The partnership between Los Alamos County and Sipapu will ensure the future of skiing and year-round recreational activities at Pajarito, said outgoing Los Alamos Ski Club President Philip Rae.
The vote was 223-17 for the plan, which took place Thursday night
“The business plan summary from Sipapu and the County presents an attractive future for Pajarito Mountain,” Rae said.
Located 70 miles east of Pajarito, Sipapu is the state’s fastest growing ski area and northern New Mexico’s oldest resort. Sipapu co-managing partner and founding family member Bruce Bolander said Sipapu is dedicated to honoring Pajarito’s legacy while investing to secure the future of skiing and snowboarding at Pajarito for years to come.
“We are thrilled to be partnering with our neighboring mountain,” Bolander said. “Pajarito Mountain offers some of the best terrain in the state along with a rich heritage built by the Los Alamos Ski Club and the Los Alamos community. We’re dedicated to preserving that history while utilizing our 62 years of experience to create quality, affordable skiing and snowboarding for everyone.”
Sipapu’s co-managing partner, James Coleman, says his first priority is to ensure the future of skiing at Pajrito, and he will begin working with the Los Alamos Ski Club and the county immediately to improve Pajarito’s snowmaking infrastructure to ensure a full operating season — one that includes daily operations (historically Pajarito’s lifts turn Fridays through Sundays when there is sufficient snowfall). Coleman anticipates Pajarito will open around Thanksgiving this year, with daily operations beginning just before Christmas and lasting through the end of March, and weekend operations next April as conditions permit.
“We understand how important Pajarito is, not only to the Los Alamos Ski Club and this community but also to our state, and we couldn’t be more thrilled to partner with Los Alamos County to protect skiing and snowboarding both for the 2014-2015 season and in the future.”
Known for offering the state’s longest ski and snowboard season, Sipapu has been the first ski area to open in New Mexico for more than a decade, and the last ski area to close for 11 of the last 12 seasons. Last winter, Sipapu opened on Nov. 16 and closed April 13 —one of the ski area’s longest ski seasons on record — after picking up just more than 85 inches of snow for the season, one of the worst snow years in its 62-year history.
Pajarito season passholders will enjoy unlimited skiing and snowboarding at Sipapu Ski and Summer Resort, as will Sipapu passholders at Pajarito. Coleman said that Pajarito season passes will go on sale early this summer, and adult prices for unlimited skiing at both Pajarito and Sipapu will be $299. This pass will include free lift tickets at 27 partner ski areas in New Mexico, Colorado, Utah and throughout the country. Adult season passes for unlimited skiing at Pajarito only will be $199.

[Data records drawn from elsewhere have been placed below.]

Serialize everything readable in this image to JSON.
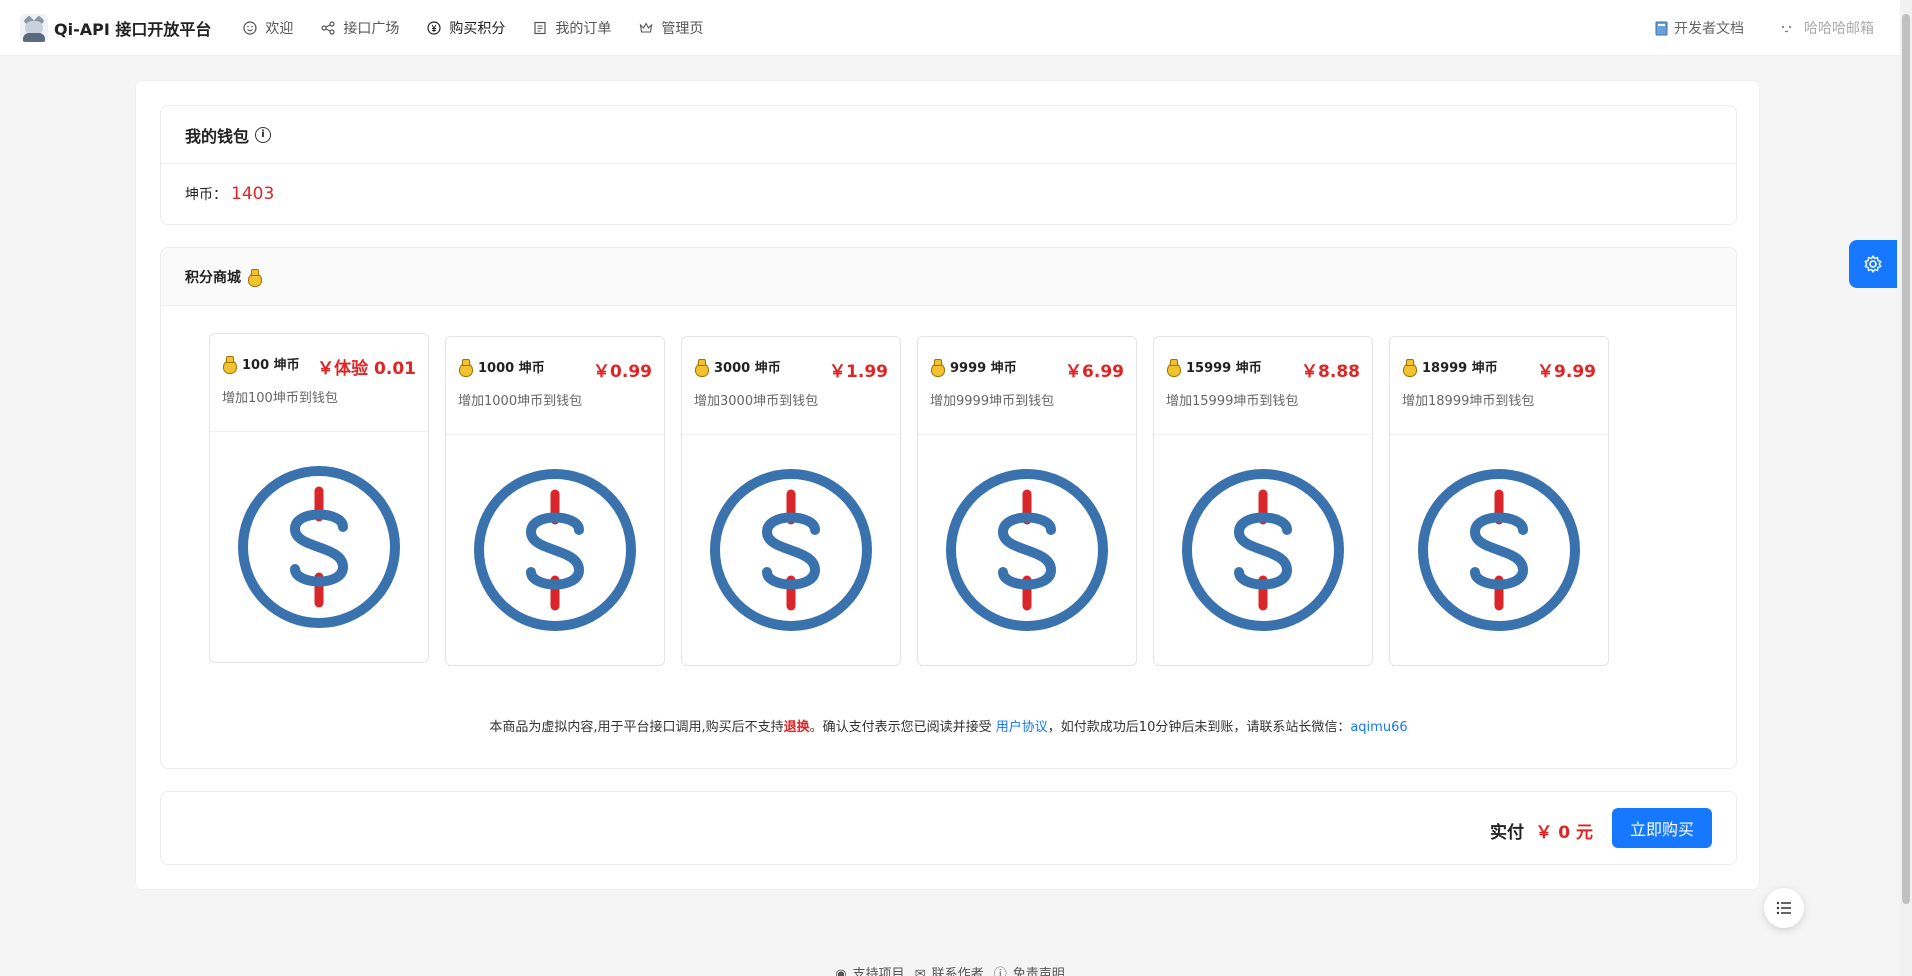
{
  "header": {
    "logo_text": "Qi-API 接口开放平台",
    "nav": [
      {
        "label": "欢迎",
        "icon": "smile-icon"
      },
      {
        "label": "接口广场",
        "icon": "share-icon"
      },
      {
        "label": "购买积分",
        "icon": "coin-icon",
        "active": true
      },
      {
        "label": "我的订单",
        "icon": "order-icon"
      },
      {
        "label": "管理页",
        "icon": "crown-icon"
      }
    ],
    "docs_label": "开发者文档",
    "user_label": "哈哈哈邮箱"
  },
  "wallet": {
    "title": "我的钱包",
    "coin_label": "坤币：",
    "coin_value": "1403"
  },
  "shop": {
    "title": "积分商城",
    "products": [
      {
        "name": "100 坤币",
        "price": "￥体验 0.01",
        "desc": "增加100坤币到钱包"
      },
      {
        "name": "1000 坤币",
        "price": "￥0.99",
        "desc": "增加1000坤币到钱包"
      },
      {
        "name": "3000 坤币",
        "price": "￥1.99",
        "desc": "增加3000坤币到钱包"
      },
      {
        "name": "9999 坤币",
        "price": "￥6.99",
        "desc": "增加9999坤币到钱包"
      },
      {
        "name": "15999 坤币",
        "price": "￥8.88",
        "desc": "增加15999坤币到钱包"
      },
      {
        "name": "18999 坤币",
        "price": "￥9.99",
        "desc": "增加18999坤币到钱包"
      }
    ],
    "notice": {
      "part1": "本商品为虚拟内容,用于平台接口调用,购买后不支持",
      "refund": "退换",
      "part2": "。确认支付表示您已阅读并接受 ",
      "agreement": "用户协议",
      "part3": "，如付款成功后10分钟后未到账，请联系站长微信：",
      "wechat": "aqimu66"
    }
  },
  "pay": {
    "label": "实付",
    "amount": "￥ 0 元",
    "button": "立即购买"
  },
  "footer": {
    "support": "支持项目",
    "contact": "联系作者",
    "disclaimer": "免责声明"
  },
  "colors": {
    "primary": "#1677ff",
    "price_red": "#e02424",
    "coin_blue": "#3a72ad",
    "coin_red": "#d9262b"
  }
}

In addition to investing in water and snowmaking, Sipapu plans to enhance both the winter and summer on-mountain experience through trail, lift, terrain park, tree skiing, and mountain biking trail expansions and improvements.
Sipapu and County officials say they will communicate these changes on an ongoing basis via a blog on the Pajarito website at pajaritoblog.com.
County Administrator Harry Burgess said that the next step will be for the County Council to formally consider the transfer offer. No date has been set yet for that council discussion.
“We are glad to see that the process is moving forward, and although it will take some time to work through this, we plan to begin immediately. The next step will be to develop agreements with respect to the transfer of assets amongst each party, and I anticipate that council will not consider the issue until such specifics are ready for their review,” Burgess said, adding that the final decision would be up to the council.